“The government has taken back incentive money,” says Nic Cofield with Jackson Thornton Technologies. In Stage 1 of proving the meaningful use of their new electronic health records (EHR), physicians had to attest to the security of their EHR and the use and sharing of its data. In return for meeting that criteria and others, they received up to $44,000.
Then the government did select audits to confirm it. “During the early rounds of audits, the requests for information focused on the controls built into and verifiable from the EMR dashboards – the meaningful use core measures focused on patient care,” says Russ Dorsey of Kassouf & Co. “For several of those, proof of the risk assessment was not even requested. Many practices dodged bullets.
“However, in the last few months we’ve seen changes in the nature of the CMS audit requests. CMS and the CPA firms assisting in the process are clearly refining their requests and review based on what they are finding.”
Many recent audits are asking for risk assessment documents which has resulted in financial loss for some practices.
“The auditors asked one area practice for proof,” Cofield says. “When the physicians were not able to produce the documentation, the government took the money back from that practice.”
The missing proof was creating and administering an information technology (IT) risk assessment. “It’s part of the HIPAA security rule. It’s documentation showing how you protect data at your practice,” Cofield says.
Curtis Woods at Integrated Solutions had a similar situation. “A practice called for a risk assessment but decided not go through with it. They attested to having done it, got their $44,000 per physician. Nine months later, they get an email from an auditor saying they must provide proof that they’re doing what they’re supposed to do, and they can’t produce it. They had to give it all back.”
The difficulty with risk assessments is that they are not clear-cut. “The CMS has published a road map to help practices do everything required, but there’s no standard method. It’s not a checklist,” Cofield says.
That’s one of several myths healthcare entities have about risk assessments. “It has to be a narrative document,” Cofield says. Entries should read something like, ‘On June 9, 2014, interviewed coding specialist and found that employee not handling PHI [protected health information] correctly. To remedy, provided employee with additional education to understand risks on July 6, 2014.’”
The other prevalent myth is that a risk assessment is ever complete. “When it’s done, that’s the beginning,” Woods says. “They have to implement and remediate anything that came up and prove they’ve done something.” Then every year, the practice must do a review to see what progress has been made and keep up with any IT changes. “If not, they’re at risk of losing the money,” Woods says.
Relying on your EHR vendor is not enough, warns Cofield. “A practice prints this sheet out from their EHR and they’re told that will qualify them.
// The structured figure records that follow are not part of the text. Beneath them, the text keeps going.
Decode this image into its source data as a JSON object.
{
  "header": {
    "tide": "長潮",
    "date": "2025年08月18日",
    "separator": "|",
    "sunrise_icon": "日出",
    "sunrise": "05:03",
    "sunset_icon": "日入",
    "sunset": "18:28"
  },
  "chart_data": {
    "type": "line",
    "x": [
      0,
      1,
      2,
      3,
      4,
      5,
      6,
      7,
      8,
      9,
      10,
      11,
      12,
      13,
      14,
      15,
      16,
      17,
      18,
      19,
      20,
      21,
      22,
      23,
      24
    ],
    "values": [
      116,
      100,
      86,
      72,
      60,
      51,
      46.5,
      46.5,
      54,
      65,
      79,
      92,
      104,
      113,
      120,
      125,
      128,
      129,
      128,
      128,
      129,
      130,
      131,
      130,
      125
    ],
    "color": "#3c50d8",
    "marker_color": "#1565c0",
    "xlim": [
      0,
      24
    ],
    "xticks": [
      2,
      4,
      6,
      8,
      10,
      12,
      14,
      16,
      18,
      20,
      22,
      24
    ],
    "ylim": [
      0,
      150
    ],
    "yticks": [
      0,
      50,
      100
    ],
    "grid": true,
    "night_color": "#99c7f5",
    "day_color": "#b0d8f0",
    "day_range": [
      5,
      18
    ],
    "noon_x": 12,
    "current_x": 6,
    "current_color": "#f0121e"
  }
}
But a checklist, a simple yes/no sheet, will not stand up to CMS eyes.”
Woods agrees. “All it’s showing you is who has access to what information. It doesn’t say what PHI got taken home by whom on a flash drive, then taken to school by their child, and then lost.”
Mobile devices open the biggest vulnerability for breaches. “Those devices are often not encrypted,” Cofield says. The CMS has a wall of shame displaying which healthcare entities lost data that affected more than 500 patients. “A lot of those are a result of mobile devices being lost or stolen and encryption not being in place.”
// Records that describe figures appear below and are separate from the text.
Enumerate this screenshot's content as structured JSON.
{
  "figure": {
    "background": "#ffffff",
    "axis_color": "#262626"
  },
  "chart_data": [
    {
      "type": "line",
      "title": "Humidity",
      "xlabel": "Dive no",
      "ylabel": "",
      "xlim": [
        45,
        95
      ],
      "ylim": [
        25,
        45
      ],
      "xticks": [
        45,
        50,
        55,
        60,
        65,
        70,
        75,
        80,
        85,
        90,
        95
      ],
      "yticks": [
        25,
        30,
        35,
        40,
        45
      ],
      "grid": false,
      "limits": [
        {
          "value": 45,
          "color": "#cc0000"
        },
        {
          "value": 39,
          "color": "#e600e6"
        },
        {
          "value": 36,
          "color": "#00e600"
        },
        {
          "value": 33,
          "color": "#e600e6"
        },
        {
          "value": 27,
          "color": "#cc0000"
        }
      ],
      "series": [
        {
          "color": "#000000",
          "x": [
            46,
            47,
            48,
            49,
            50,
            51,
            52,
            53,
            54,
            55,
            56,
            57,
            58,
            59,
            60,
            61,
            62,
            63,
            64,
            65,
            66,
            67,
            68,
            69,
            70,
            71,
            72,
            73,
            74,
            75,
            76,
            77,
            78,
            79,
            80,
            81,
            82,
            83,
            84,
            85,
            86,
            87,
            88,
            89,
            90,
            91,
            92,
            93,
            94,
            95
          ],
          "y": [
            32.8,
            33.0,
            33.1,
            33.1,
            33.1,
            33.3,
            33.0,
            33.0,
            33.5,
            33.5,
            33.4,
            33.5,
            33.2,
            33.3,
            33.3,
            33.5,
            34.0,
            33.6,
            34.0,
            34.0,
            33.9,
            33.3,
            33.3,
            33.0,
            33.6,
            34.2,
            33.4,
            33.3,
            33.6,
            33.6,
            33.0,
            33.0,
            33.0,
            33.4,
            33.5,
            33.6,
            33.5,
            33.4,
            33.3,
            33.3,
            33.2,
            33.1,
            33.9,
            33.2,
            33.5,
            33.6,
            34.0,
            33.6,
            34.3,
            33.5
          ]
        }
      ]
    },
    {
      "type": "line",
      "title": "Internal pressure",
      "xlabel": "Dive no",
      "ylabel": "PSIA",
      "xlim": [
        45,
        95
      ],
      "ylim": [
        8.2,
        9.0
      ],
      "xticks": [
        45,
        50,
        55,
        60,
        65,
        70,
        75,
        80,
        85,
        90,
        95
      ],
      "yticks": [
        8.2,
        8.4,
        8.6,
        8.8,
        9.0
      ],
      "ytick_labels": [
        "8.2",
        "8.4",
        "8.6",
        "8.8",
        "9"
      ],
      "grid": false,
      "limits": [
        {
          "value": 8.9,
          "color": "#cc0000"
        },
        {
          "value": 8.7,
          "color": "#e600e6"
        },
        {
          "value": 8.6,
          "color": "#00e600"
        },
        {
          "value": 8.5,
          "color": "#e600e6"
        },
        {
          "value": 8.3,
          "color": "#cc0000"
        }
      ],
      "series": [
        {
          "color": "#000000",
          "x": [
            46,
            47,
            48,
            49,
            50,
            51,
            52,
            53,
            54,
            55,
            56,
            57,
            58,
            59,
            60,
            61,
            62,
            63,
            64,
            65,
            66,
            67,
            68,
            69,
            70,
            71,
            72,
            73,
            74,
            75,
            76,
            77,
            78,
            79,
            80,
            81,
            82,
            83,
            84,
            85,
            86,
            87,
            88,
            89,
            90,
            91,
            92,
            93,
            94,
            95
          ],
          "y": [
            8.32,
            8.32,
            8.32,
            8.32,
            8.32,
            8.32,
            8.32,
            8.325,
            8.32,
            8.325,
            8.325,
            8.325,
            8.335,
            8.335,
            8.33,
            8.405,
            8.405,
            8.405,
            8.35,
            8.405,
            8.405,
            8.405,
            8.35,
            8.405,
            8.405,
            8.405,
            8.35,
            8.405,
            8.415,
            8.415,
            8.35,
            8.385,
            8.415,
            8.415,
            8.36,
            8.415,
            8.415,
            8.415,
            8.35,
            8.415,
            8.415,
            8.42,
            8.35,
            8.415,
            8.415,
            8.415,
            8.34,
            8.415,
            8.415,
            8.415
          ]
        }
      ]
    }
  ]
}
“You need to have controls so external USB devices can be remotely disabled,” Woods says. “And if you want to copy data onto a laptop or flash drive, you can’t do it without permission.” That ensures the right people will know the movements of a practice’s PHI.
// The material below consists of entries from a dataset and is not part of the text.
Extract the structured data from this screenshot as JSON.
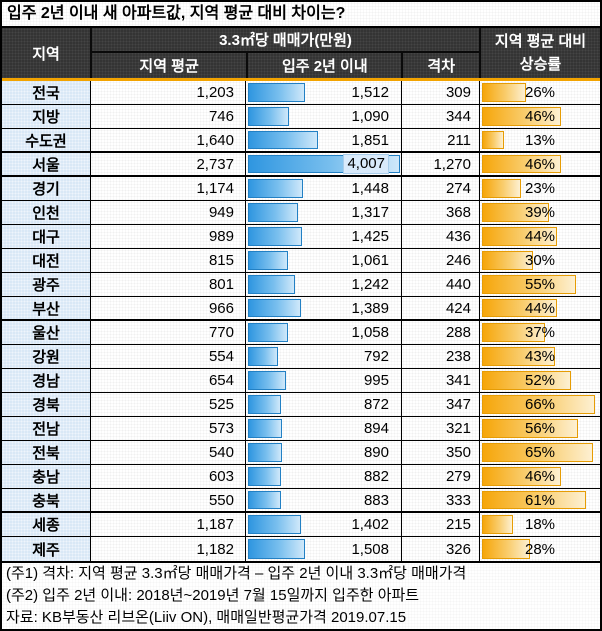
{
  "title": "입주 2년 이내 새 아파트값, 지역 평균 대비 차이는?",
  "header": {
    "region": "지역",
    "price_group": "3.3㎡당 매매가(만원)",
    "avg": "지역 평균",
    "new": "입주 2년 이내",
    "gap": "격차",
    "rate_line1": "지역 평균 대비",
    "rate_line2": "상승률"
  },
  "chart_data": {
    "type": "table",
    "title": "입주 2년 이내 새 아파트값, 지역 평균 대비 차이는?",
    "unit": "3.3㎡당 매매가(만원)",
    "columns": [
      "지역",
      "지역 평균",
      "입주 2년 이내",
      "격차",
      "지역 평균 대비 상승률"
    ],
    "rows": [
      {
        "region": "전국",
        "avg": "1,203",
        "new": "1,512",
        "gap": "309",
        "rate": "26%"
      },
      {
        "region": "지방",
        "avg": "746",
        "new": "1,090",
        "gap": "344",
        "rate": "46%"
      },
      {
        "region": "수도권",
        "avg": "1,640",
        "new": "1,851",
        "gap": "211",
        "rate": "13%"
      },
      {
        "region": "서울",
        "avg": "2,737",
        "new": "4,007",
        "gap": "1,270",
        "rate": "46%"
      },
      {
        "region": "경기",
        "avg": "1,174",
        "new": "1,448",
        "gap": "274",
        "rate": "23%"
      },
      {
        "region": "인천",
        "avg": "949",
        "new": "1,317",
        "gap": "368",
        "rate": "39%"
      },
      {
        "region": "대구",
        "avg": "989",
        "new": "1,425",
        "gap": "436",
        "rate": "44%"
      },
      {
        "region": "대전",
        "avg": "815",
        "new": "1,061",
        "gap": "246",
        "rate": "30%"
      },
      {
        "region": "광주",
        "avg": "801",
        "new": "1,242",
        "gap": "440",
        "rate": "55%"
      },
      {
        "region": "부산",
        "avg": "966",
        "new": "1,389",
        "gap": "424",
        "rate": "44%"
      },
      {
        "region": "울산",
        "avg": "770",
        "new": "1,058",
        "gap": "288",
        "rate": "37%"
      },
      {
        "region": "강원",
        "avg": "554",
        "new": "792",
        "gap": "238",
        "rate": "43%"
      },
      {
        "region": "경남",
        "avg": "654",
        "new": "995",
        "gap": "341",
        "rate": "52%"
      },
      {
        "region": "경북",
        "avg": "525",
        "new": "872",
        "gap": "347",
        "rate": "66%"
      },
      {
        "region": "전남",
        "avg": "573",
        "new": "894",
        "gap": "321",
        "rate": "56%"
      },
      {
        "region": "전북",
        "avg": "540",
        "new": "890",
        "gap": "350",
        "rate": "65%"
      },
      {
        "region": "충남",
        "avg": "603",
        "new": "882",
        "gap": "279",
        "rate": "46%"
      },
      {
        "region": "충북",
        "avg": "550",
        "new": "883",
        "gap": "333",
        "rate": "61%"
      },
      {
        "region": "세종",
        "avg": "1,187",
        "new": "1,402",
        "gap": "215",
        "rate": "18%"
      },
      {
        "region": "제주",
        "avg": "1,182",
        "new": "1,508",
        "gap": "326",
        "rate": "28%"
      }
    ],
    "bar_scale": {
      "price_max": 4007,
      "rate_max_pct": 66
    },
    "group_breaks": [
      2,
      3,
      9,
      17
    ],
    "legend_position": "none",
    "grid": "table-lines",
    "colors": {
      "price_bar": "#2f96e0",
      "rate_bar": "#f6a60a",
      "header_bg": "#343434",
      "region_col_bg": "#d9e8f6",
      "accent_line": "#f2a300"
    }
  },
  "footer": {
    "note1": "(주1) 격차: 지역 평균 3.3㎡당 매매가격 – 입주 2년 이내 3.3㎡당 매매가격",
    "note2": "(주2) 입주 2년 이내: 2018년~2019년 7월 15일까지 입주한 아파트",
    "source": "자료: KB부동산 리브온(Liiv ON), 매매일반평균가격 2019.07.15"
  }
}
Sometimes the exposure is from within the system itself. “We often find that everyone in the clinic has access to everything in the network. Nothing is blocking them from getting it,” Cofield says. “The admin knows they have a firewall and a back up, but did not know that if the front desk person wanted to, they could get to protected information, copy it, and steal it without anyone knowing.”
“We know a couple of practices where everyone logged in using the same password,” Woods says. “There’s nothing secure in that.”
Administrators also get surprised to learn a security measure they thought they invested in is useless. “You ask if they have back up and they answer yes, but you notice that it’s not powered on or it’s not configured,” Cofield says.
These lapses happen more often in smaller practices where staff wears many hats. “A big misconception among small providers is that they’re excluded from doing the risk assessment,” Cofield says. “You have to do the same due diligence to protect the information whether it’s one or 40 doctors.”
No one is immune from the audits either. “We’ve seen four customers get audit email in the past nine months,” Woods says. “They’re doing more and more of these emails, because they’re hiring more staff.”
“Here is some final advice,” Dorsey says. “If you attested to meaningful use and checked the risk assessment box, but aren’t sure you would pass an audit, take the time now to build your best case. You cannot create any documents that didn’t exist or claim any work that didn’t happen. But when you look at what was actually done by you and your vendors, and gather all the documentation, you may be able to demonstrate more than you think you can.
And by all means, engage someone to do a risk assessment now. You should have one every year anyway.”